Andrey Felipe Sgorla, Italian-Brazilian, is an Assistant Professor of Didactics and Methodologies for Intercultural Education in the Department of Social, Political, and Cognitive Sciences at the University of Siena. He holds a PhD in Social Sciences (Brazil) and a PhD in Learning and Innovation in Social and Work Contexts (Italy). His doctoral theses, situated within the debate on neo-artisanal economies, examined the transformations of work and artisanal entrepreneurship in the craft beer market through ethnographic studies in Brazil, Italy, Spain, and Portugal. His research offers a broader reflection on emerging forms of work and contemporary careers that develop beyond traditional models, highlighting the search for meaningful trajectories and innovative ways of experiencing work in post-industrial societies.

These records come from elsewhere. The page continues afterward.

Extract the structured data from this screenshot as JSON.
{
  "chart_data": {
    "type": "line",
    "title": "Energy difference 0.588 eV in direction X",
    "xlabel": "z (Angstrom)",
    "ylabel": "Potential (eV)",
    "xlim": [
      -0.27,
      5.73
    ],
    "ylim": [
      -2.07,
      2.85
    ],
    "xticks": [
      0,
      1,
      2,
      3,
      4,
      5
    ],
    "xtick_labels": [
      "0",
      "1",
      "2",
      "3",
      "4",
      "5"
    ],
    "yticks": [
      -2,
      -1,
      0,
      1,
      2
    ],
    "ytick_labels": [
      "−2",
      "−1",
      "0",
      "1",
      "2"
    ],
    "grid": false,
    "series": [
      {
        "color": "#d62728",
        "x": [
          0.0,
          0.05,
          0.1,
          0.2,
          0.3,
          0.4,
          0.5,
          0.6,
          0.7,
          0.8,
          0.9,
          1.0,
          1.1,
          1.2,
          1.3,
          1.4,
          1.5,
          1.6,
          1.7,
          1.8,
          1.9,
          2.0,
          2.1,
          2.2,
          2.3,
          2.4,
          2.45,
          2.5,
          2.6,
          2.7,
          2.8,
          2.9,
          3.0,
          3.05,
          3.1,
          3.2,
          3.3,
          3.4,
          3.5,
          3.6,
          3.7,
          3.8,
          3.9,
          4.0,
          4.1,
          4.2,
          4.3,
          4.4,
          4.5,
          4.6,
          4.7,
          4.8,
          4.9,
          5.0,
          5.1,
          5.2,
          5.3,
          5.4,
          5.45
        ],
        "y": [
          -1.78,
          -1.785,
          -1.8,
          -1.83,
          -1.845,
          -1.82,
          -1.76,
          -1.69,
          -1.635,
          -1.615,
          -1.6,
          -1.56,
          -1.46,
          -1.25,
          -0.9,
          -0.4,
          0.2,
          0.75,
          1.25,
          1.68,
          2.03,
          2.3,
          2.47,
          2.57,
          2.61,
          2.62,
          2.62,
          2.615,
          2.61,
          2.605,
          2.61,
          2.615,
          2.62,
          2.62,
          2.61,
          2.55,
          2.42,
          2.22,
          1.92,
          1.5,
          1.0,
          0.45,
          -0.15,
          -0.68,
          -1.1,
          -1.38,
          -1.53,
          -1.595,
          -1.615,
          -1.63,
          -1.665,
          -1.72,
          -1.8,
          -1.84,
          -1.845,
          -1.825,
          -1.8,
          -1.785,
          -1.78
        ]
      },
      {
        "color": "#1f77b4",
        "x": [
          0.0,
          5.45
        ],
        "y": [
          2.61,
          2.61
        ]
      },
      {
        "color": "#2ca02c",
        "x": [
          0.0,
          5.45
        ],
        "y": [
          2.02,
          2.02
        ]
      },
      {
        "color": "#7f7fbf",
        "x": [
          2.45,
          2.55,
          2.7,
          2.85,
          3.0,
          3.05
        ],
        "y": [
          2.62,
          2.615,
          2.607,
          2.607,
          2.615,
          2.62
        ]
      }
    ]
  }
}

Currently, their research interests, with particular attention to contexts of craft and creative work, are articulated around three main areas, framed by a critical analysis of sociotechnical mediations, including digitalisation and artificial intelligence, understood as epistemic affordances that reconfigure learning, work, and knowledge production:
- Hybrid learning ecologies, work, professional education, and entrepreneurship, conceptualising learning as a situated, relational, and distributed process shaped by life-course transitions, work practices, and professional and entrepreneurial decision-making processes.
- Generative guidance, professional development, and decision-making, focusing on meaning-making, professional identities, agency, and resilience in non-linear trajectories.
- Intercultural learning and epistemic justice, analysing the recognition and legitimation of biographical, narrative and situated forms of knowledge, epistemic agency, and institutional responsibility for promoting participation and equity in plural educational and professional contexts.
His experience includes postdoctoral fellowships at the Scuola Superiore Sant'Anna, in collaboration with the National Center for Future Biodiversity (NBFC), and at the University of Gastronomic Sciences. He has been a visiting researcher at the Institute of Social Sciences, University of Lisbon (Portugal), and at Sheffield Hallam University (UK), as well as a visiting professor in the doctoral programs in Sociology at the Federal University of Pelotas (Brazil) and in Law, Economics, and Commerce at the University of Vic (Spain).
His research has resulted in two doctoral theses, books, book chapters, and articles published in leading journals of pedagogy, anthropology, and sociology. He has also presented at international conferences in 15 countries and collaborated with research groups worldwide.